What follows below is Rachel’s account of a trip she made to Belgium a couple of years ago with some tax questions that it raised for her. We have then answered these questions for Rachel but in a way that we hope will benefit all musicians who have an uncomfortable relationship with HMRC (otherwise known as The Revenue!). Find out more about Rachel and her music here
I was over in Belgium last week with the Rachel Hair Trio playing a set as part of the “Gaelic Crossroads” concert in Lommel, near the Dutch Border. What a trip….we were so well looked after and the gig was almost a sell-out.
We received a good fee for the trip on top of all our expenses (flights, accommodation, transfers) being covered so financially, as well as musically, the trip was a great success.
As usual we, or rather I on behalf of the trio, got paid in Euros, having invoiced my agent who then in turn invoiced the promoter with his fee on top of ours (how much we pay our agent may be the subject of a future piece!)
Since I am the financial brains of the organisation (difficult to believe I know) it’s normally me who gets paid and then I pay the other pair, normally emailing them an official “receipt” (if that’s the right term) to confirm that I’ve paid them for the stated gigs. If work is done in the UK I normally pay them by BACS from my own account, but more often than not if we work outside the UK we get paid in cash, so I pay them cash.
Right now the euro is very strong against the pound so we really appreciate getting paid in Euros. The race is then on between the three of us to try and find the best buy-back exchange rate. Once I’ve exchanged the Euros I keep the bureau de change receipt stating what the exchange rate was so I can add my fee in pounds into my accounts.
When travelling we ate while at the airport on the return journey in Brussels, and I kept the receipt for this having paid in Euros. When putting it into my accounts I normally would take the final exchange rate that I got for changing my fee when back in the UK and work out what I spent in pounds, putting that amount into my account.
However on occasions I’ve used my credit card and then looked at my bank statement for what their exchange rate was and put that in, when paying my card.
So here are my questions from last week:
Is it okay to work with exchange rates at the time we get back or should I look for rates on a specific date, or historically?
Do I need to make a note in my accounts of exchange rates each time we change money, or is the receipt enough evidence?
Should I be putting a note of the Euros I got paid as well in notes to my accounts?
What happens if we are investigated and HMRC discover that we have been paid different amounts for the same gig because we all got different exchange rates when we changed money?

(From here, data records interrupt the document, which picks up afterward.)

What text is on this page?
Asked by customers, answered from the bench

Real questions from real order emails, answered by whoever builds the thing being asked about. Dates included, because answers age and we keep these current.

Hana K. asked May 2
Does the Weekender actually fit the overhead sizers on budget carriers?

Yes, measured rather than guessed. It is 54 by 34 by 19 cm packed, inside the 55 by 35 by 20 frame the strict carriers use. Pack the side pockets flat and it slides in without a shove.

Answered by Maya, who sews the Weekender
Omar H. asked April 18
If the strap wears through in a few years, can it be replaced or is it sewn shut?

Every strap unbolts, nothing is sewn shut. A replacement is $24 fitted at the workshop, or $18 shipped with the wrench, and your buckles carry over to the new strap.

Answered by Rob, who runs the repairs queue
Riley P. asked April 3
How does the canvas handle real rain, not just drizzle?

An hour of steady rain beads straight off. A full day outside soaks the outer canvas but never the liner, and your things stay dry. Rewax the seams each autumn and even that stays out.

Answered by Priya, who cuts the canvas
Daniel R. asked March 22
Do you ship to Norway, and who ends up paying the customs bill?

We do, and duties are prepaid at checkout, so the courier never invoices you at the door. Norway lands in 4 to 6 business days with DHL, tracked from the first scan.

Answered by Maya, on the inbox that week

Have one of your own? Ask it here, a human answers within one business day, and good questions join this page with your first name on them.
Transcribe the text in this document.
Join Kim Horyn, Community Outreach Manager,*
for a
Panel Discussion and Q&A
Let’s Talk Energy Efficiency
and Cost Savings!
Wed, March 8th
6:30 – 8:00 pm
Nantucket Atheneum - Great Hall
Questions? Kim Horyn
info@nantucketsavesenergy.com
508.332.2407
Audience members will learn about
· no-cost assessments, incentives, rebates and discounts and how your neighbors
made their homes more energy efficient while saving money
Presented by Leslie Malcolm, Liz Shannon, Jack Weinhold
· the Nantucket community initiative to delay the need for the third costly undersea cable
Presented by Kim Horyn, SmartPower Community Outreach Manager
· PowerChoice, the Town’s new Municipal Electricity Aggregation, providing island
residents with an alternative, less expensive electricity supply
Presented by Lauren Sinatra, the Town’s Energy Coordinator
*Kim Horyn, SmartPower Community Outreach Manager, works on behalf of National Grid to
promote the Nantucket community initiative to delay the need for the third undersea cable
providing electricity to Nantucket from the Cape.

Moneysucks? spoke to Chartered Accountant Abercrombie Gemmell and asked them for their take on Rachel’s issues. We agreed, first of all, that Rachel has done a good job in the way she deals with the other members of her trio. Too often we hear of musicians who get paid for work and pass out cash to the others involved without any paperwork changing hands.This leads to confusion and can cause issues with HMRC since, if we take the situation Rachel described above, in the absence of receipts showing that Rachel has paid the other members of her band then HMRC could think that all of the money paid to Rachel by her agent was her income, and tax it accordingly.
Abercrombie Gemmell think that the most important thing for Rachel to do in her dealings with the revenue is to create a clear paper-trail for them to understand. “In Rachel’s circumstances, the key consideration will be to keep sufficient records to tie in the actual exchange rate when preparing her tax return. I would have thought that simply retaining the paperwork from the Bureau de Change would be sufficient. At this level, I would not overcomplicate matters by worrying about notes in your accounts regarding the rates.”
In terms of the exchange rate differing day to day, Abercrombie Gemmell reckons this is not really a problem as long as Rachel’s paperwork confirms the amount she received but says that help is available on this issue. “HM Revenue & Customs publish monthly lists of the official exchange rates for use in preparing tax returns, and these can be found at http://www.hmrc.gov.uk/exrate.”
They are not too worried about any variation in amounts paid to different members of Rachel’s trio. “Similarly, it is less important to marry up exchange rates between the band members, provided that the amounts are being returned to HMRC in accordance with the actual amounts received on exchanging the Euros on your return to the UK.”
So all in all it looks as though Rachel has grasped the basics of this issue and if she takes the accountant’s advice on board her tax return should be easier to complete next year.
Abercrombie Gemmell did raise one other important issue that is relevant to musicians, and others, working abroad. “One consideration that should not be overlooked is the potential taxability of these earnings in the relevant European jurisdiction. Strictly, I would expect you to be liable to Belgian tax in relation to your activities there.”
This raises the spectre of the ‘double taxation agreement’ and the need to understand where tax is due to be paid when you work overseas. We’ll come back and look at this one in more detail next time!
For the record, since this post first appeared Abercrombie Gemmell have merged with Glasgow accountants French Duncan.